A FÉ COMO PLACEBO


Ultimamente, tem sido recorrente a divulgação de muitos supostos trabalhos científicos que atestariam o poder curativo da fé. No entanto, qualquer pesquisa científica, digna desse nome, que queira avaliar o "poder curativo" de alguma medicação precisa preparar um grupo de controle. É imprescindível que uma parcela previamente determinada dos participantes do experimento receba uma versão inócua do tratamento sem que percebam o engodo. Isso serve para constatar se o efeito medicamentoso vai além do conhecido efeito placebo.

Por um fator ainda não totalmente explicado, o ser humano tem a capacidade de emular os resultados esperados de um medicamento, sem o tomar, quando sob forte sugestão a respeito de sua eficácia. Essa sugestão é tanto maior quanto maior for a confiança do paciente no médico que o administra ou no laboratório que o fabrica. Tem-se visto que a intensidade com que o efeito placebo ocorre é diretamente proporcional ao nível dessa confiança. Por essa peculiaridade é que a seleção dos integrantes do grupo de controle deve ser aleatória; pois o resultado seria facilmente manipulado em favor do medicamento, se a escolha se pautasse no critério de máxima descrença no médico ou no laboratório. Assim, grande parte do efeito placebo no grupo de teste seria creditada à eficácia do remédio.


Fica evidente que essa segurança íntima na competência do médico ou do laboratório não é nada mais que a fé depositada na palavra exarada do poder de uma autoridade. Uma definição que também se pode aplicar apropriadamente à fé religiosa.

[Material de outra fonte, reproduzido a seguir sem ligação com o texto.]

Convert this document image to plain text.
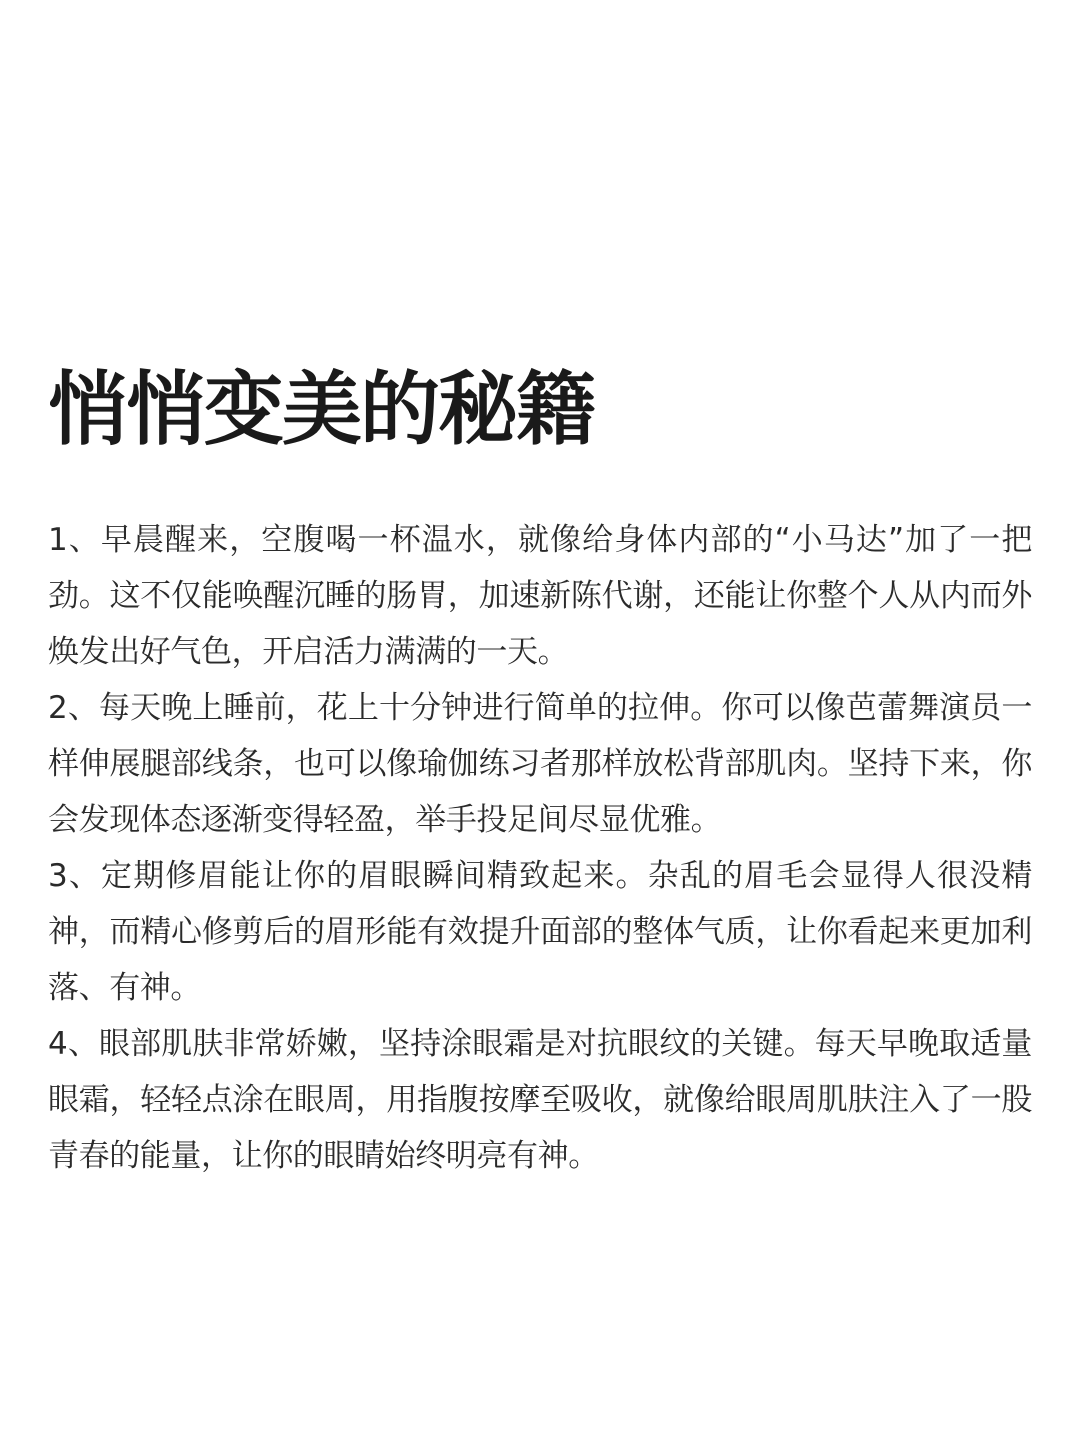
悄悄变美的秘籍

1、早晨醒来，空腹喝一杯温水，就像给身体内部的“小马达”加了一把劲。这不仅能唤醒沉睡的肠胃，加速新陈代谢，还能让你整个人从内而外焕发出好气色，开启活力满满的一天。

2、每天晚上睡前，花上十分钟进行简单的拉伸。你可以像芭蕾舞演员一样伸展腿部线条，也可以像瑜伽练习者那样放松背部肌肉。坚持下来，你会发现体态逐渐变得轻盈，举手投足间尽显优雅。

3、定期修眉能让你的眉眼瞬间精致起来。杂乱的眉毛会显得人很没精神，而精心修剪后的眉形能有效提升面部的整体气质，让你看起来更加利落、有神。

4、眼部肌肤非常娇嫩，坚持涂眼霜是对抗眼纹的关键。每天早晚取适量眼霜，轻轻点涂在眼周，用指腹按摩至吸收，就像给眼周肌肤注入了一股青春的能量，让你的眼睛始终明亮有神。
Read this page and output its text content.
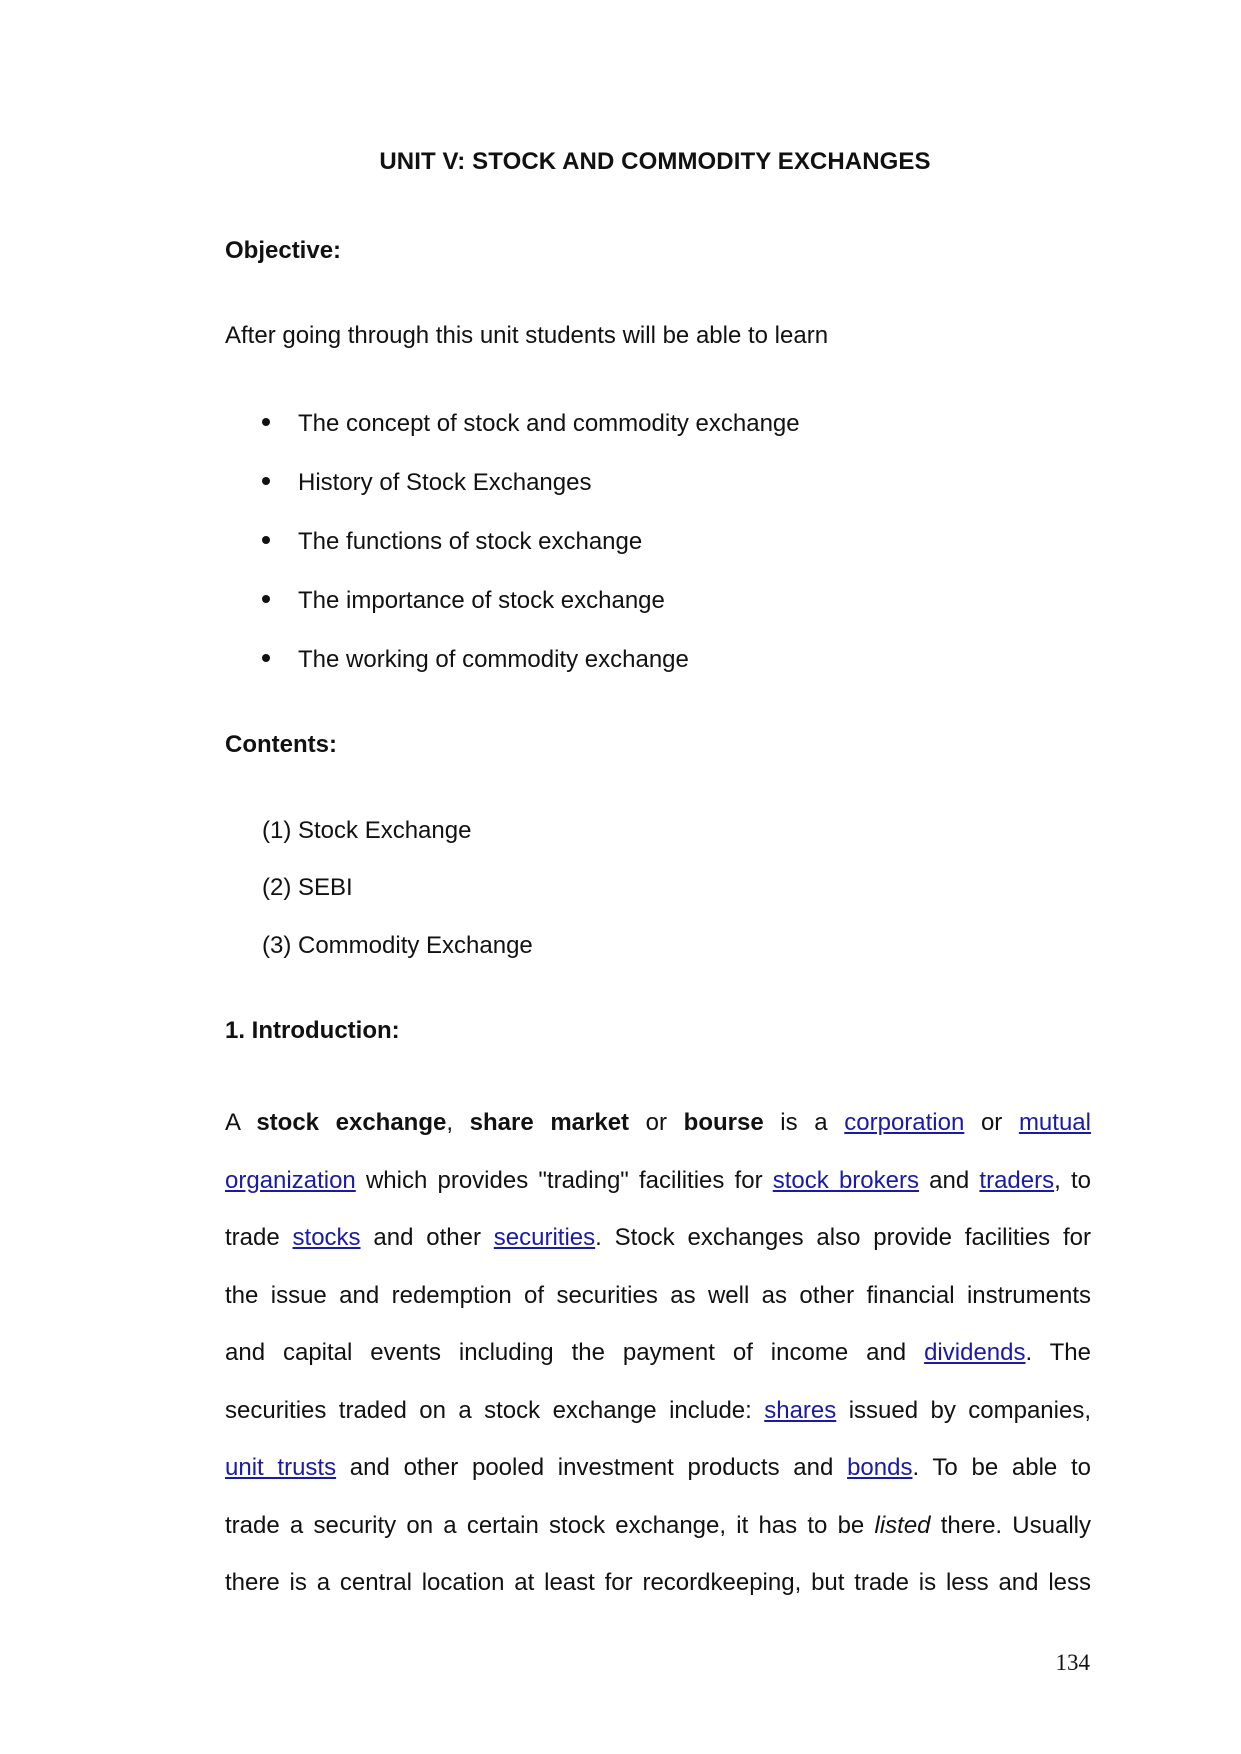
UNIT V: STOCK AND COMMODITY EXCHANGES
Objective:

After going through this unit students will be able to learn

The concept of stock and commodity exchange
History of Stock Exchanges
The functions of stock exchange
The importance of stock exchange
The working of commodity exchange
Contents:
(1) Stock Exchange
(2) SEBI
(3) Commodity Exchange
1. Introduction:
A stock exchange, share market or bourse is a corporation or mutual
organization which provides "trading" facilities for stock brokers and traders, to
trade stocks and other securities. Stock exchanges also provide facilities for
the issue and redemption of securities as well as other financial instruments
and capital events including the payment of income and dividends. The
securities traded on a stock exchange include: shares issued by companies,
unit trusts and other pooled investment products and bonds. To be able to
trade a security on a certain stock exchange, it has to be listed there. Usually
there is a central location at least for recordkeeping, but trade is less and less
134
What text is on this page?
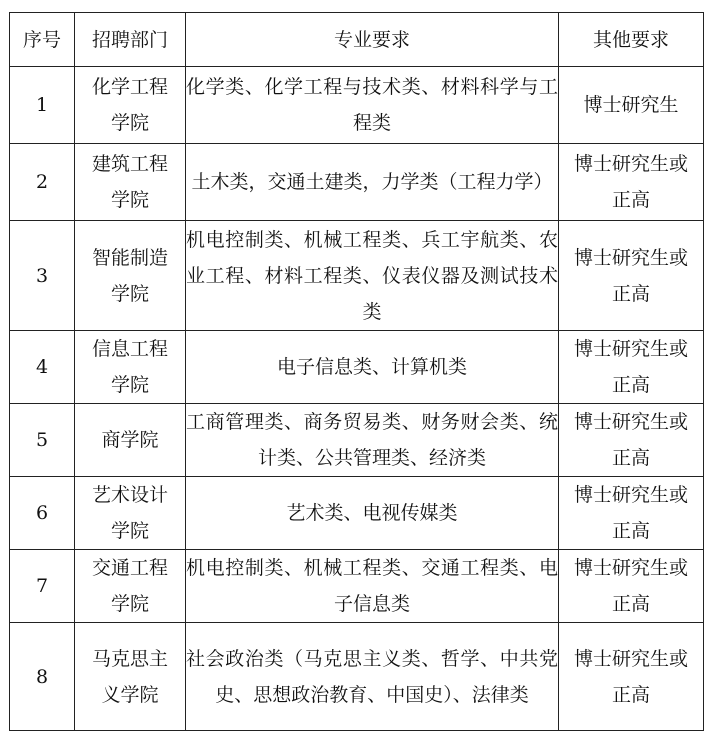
序号	招聘部门	专业要求	其他要求
1	化学工程学院	化学类、化学工程与技术类、材料科学与工程类	博士研究生

2	建筑工程学院	土木类，交通土建类，力学类（工程力学）	博士研究生或正高

3	智能制造学院	机电控制类、机械工程类、兵工宇航类、农业工程、材料工程类、仪表仪器及测试技术类	博士研究生或正高

4	信息工程学院	电子信息类、计算机类	博士研究生或正高

5	商学院	工商管理类、商务贸易类、财务财会类、统计类、公共管理类、经济类	博士研究生或正高

6	艺术设计学院	艺术类、电视传媒类	博士研究生或正高

7	交通工程学院	机电控制类、机械工程类、交通工程类、电子信息类	博士研究生或正高

8	马克思主义学院	社会政治类（马克思主义类、哲学、中共党史、思想政治教育、中国史）、法律类	博士研究生或正高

Agora, se, como querem esses trabalhos "científicos", tratarmos a fé como um medicamento; teremos que constituir, para o exame de sua eficiência, um grupo de controle. É aí que começam as dificuldades: o que daremos às pessoa que se pareça com fé sem ser propriamente fé, levando em conta que elas precisam acreditar que esse algo realmente é fé? Mas essa crença exigida para que o efeito placebo aconteça não deixa de ser fé e, portanto, não estaríamos administrando o remédio falso e sim o próprio remédio. Se, por outro lado, os pacientes escolhidos para o grupo de controle fossem desprovidos de fé, o efeito placebo, por definição, não poderia ser verificado.


A explicação razoável para o problema levantado pela suposta eficácia curativa da fé, a qual todo crente evita ou não considera, é que todo o "benefício" que se lhe creditam deriva apenas do efeito placebo, algo que lhe é conceitualmente inerente. Deus, religião ou crença não são o ópio do povo, são simples pílulas de açúcar. São elementos inócuos em si mesmo, onde o homem projeta seu próprio poder pessoal e perde controle sobre ele. Torna-se, então, dependente das pílulas de açúcar e de quem as possui. Veja que o efeito placebo também existe sob uma forma adversa, o efeito Nocebo. Ao acreditar que o placebo seja não um remédio, mas um veneno, o efeito que você provocará sobre si mesmo será nocivo. Do mesmo modo, deus tanto pode curar, como castigar ou lhe pôr em provação. Se acredita nele, então o temerá por algo que você mesmo está fazendo consigo mesmo (a redundância é proposital).


O problema com o placebo é que ele usurpa um poder que a princípio é seu. Você transfere para algo inócuo o controle de sua própria capacidade de cura psicossomática ou seja lá o que for. Então, fica dependente de um fator externo para realizar um ato que, no fundo, vem de você mesmo. Isso é uma maneira de ficar escravo, doando a sua liberdade e a sua auto-gestão a uma autoridade vazia. Sendo assim, quando esse fator externo lhe faltar, você estará perdido; pois não aprendeu a desencadear por esforço próprio a sua habilidade de fazer por si mesmo. O efeito placebo é também o que dá poder aos amuletos de qualquer espécie; às simpatias; às orações; às feitiçarias para o bem ou para o mal. Tudo isso é delegação desnecessária de poder pessoal. É como deixar suas economias sob a custódia de alguém e, quando precisar, ter que implorar a essa pessoa que lhe dê seu próprio dinheiro. De certa forma, já estamos acostumados que os bancos façam exatamente isso conosco, como se não pudesse ser de outra maneira. Seguindo com a analogia, alguns dirão que esse é o ônus da segurança bancária. Isso até que ocorra um plano Collor da vida ou simplesmente um erro de sistema que zera toda a nossa conta. Ou pior ainda: que usem nosso dinheiro para financiar projetos contra nós mesmo; tipo empresas poluidoras, lojas que exploram o consumidor, propinas para a corrupção, lavagem de dinheiro e etc.